イチロー51

家へ帰ろうのイチロー51のレビュー・感想・評価

家へ帰ろう(2017年製作の映画)
3.8
アルゼンチンに住む男性が、70年以上会っていないポーランドの親友に最後に仕立てたスーツを渡そうと思い立ち、会いに行く様子を描いた。様々な困難が待ち受けるが、旅の途中で出会う人々に助けられながら目的地を目指す主人公の姿が映し出される。

本作もホロコースト映画と言うのだろうか、上質な人情とユーモアのあるロードムービーになっているが、語られるものはとても重い。
妹のこと、父のこと…「聞いたわけではない、この目で見たことだ」と言う言葉の重さが心に響く。
アブラハムのドイツを通らずにポーランドへ行きたいという思いが当然であると理解出来る。

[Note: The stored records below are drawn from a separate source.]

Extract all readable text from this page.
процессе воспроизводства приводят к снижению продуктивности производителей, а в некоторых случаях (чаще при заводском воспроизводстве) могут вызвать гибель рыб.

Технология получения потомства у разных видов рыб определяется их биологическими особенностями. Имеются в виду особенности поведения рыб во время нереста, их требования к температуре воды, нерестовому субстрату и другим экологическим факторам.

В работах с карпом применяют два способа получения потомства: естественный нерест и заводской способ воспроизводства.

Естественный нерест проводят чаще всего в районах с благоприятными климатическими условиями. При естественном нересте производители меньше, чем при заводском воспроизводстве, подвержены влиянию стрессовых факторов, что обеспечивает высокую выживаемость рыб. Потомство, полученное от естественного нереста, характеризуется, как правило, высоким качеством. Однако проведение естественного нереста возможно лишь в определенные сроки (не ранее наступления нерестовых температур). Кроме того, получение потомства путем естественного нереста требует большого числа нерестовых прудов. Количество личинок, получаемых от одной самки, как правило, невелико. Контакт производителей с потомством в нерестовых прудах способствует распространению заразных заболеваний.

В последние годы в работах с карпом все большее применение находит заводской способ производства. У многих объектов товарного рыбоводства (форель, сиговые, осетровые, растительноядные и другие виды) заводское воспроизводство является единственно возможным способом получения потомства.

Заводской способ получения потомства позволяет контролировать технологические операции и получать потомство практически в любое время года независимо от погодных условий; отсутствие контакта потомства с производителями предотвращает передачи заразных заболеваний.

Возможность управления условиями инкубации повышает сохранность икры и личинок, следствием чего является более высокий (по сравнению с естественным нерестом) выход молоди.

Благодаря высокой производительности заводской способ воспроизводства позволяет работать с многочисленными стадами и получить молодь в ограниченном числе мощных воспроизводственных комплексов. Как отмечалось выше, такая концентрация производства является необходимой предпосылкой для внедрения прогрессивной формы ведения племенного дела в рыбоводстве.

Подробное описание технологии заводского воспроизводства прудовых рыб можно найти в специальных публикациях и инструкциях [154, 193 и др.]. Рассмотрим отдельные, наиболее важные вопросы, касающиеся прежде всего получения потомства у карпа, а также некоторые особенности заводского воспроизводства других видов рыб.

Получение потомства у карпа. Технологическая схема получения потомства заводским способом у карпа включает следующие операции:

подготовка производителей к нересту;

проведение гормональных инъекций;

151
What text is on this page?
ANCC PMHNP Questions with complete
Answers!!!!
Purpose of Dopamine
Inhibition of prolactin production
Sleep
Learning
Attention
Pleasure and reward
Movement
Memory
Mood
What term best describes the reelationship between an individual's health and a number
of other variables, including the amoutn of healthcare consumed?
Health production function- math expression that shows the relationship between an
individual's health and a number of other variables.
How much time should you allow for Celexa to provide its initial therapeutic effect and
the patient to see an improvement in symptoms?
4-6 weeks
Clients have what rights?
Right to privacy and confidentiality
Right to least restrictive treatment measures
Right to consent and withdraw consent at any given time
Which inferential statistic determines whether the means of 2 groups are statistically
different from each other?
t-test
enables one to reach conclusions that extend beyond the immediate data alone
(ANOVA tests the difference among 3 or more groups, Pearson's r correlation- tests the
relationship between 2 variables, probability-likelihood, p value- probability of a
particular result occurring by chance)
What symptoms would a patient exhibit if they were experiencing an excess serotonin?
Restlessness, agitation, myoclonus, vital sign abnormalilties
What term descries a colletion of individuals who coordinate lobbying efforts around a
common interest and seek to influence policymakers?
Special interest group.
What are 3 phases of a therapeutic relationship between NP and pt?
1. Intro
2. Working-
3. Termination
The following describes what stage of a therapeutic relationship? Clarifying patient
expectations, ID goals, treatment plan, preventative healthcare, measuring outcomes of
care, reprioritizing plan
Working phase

アルゼンチンからマドリッド、列車でパリへ、そしてポーランドへ!
マドリッドのホテルの女性、パリで出会ったドイツ人の女性、ワルシャワの看護師、3人とも面倒見が良い女性で、"こんな都合のいい話があるのか?"と思いましたが、この作品には無くてはならない3人の優しさなのです。
ドイツ人の謝罪の気持ちもさりげなく語られます。

原題は「The last suit」、邦題が何故「家に帰ろう」なのか?
ラストを観ると分かります。
感動的なラストです。
地味な映画ですが、とても良く練られた脚本、俳優の名演、哀愁を帯びた心地良い音楽、味わい深い作品です!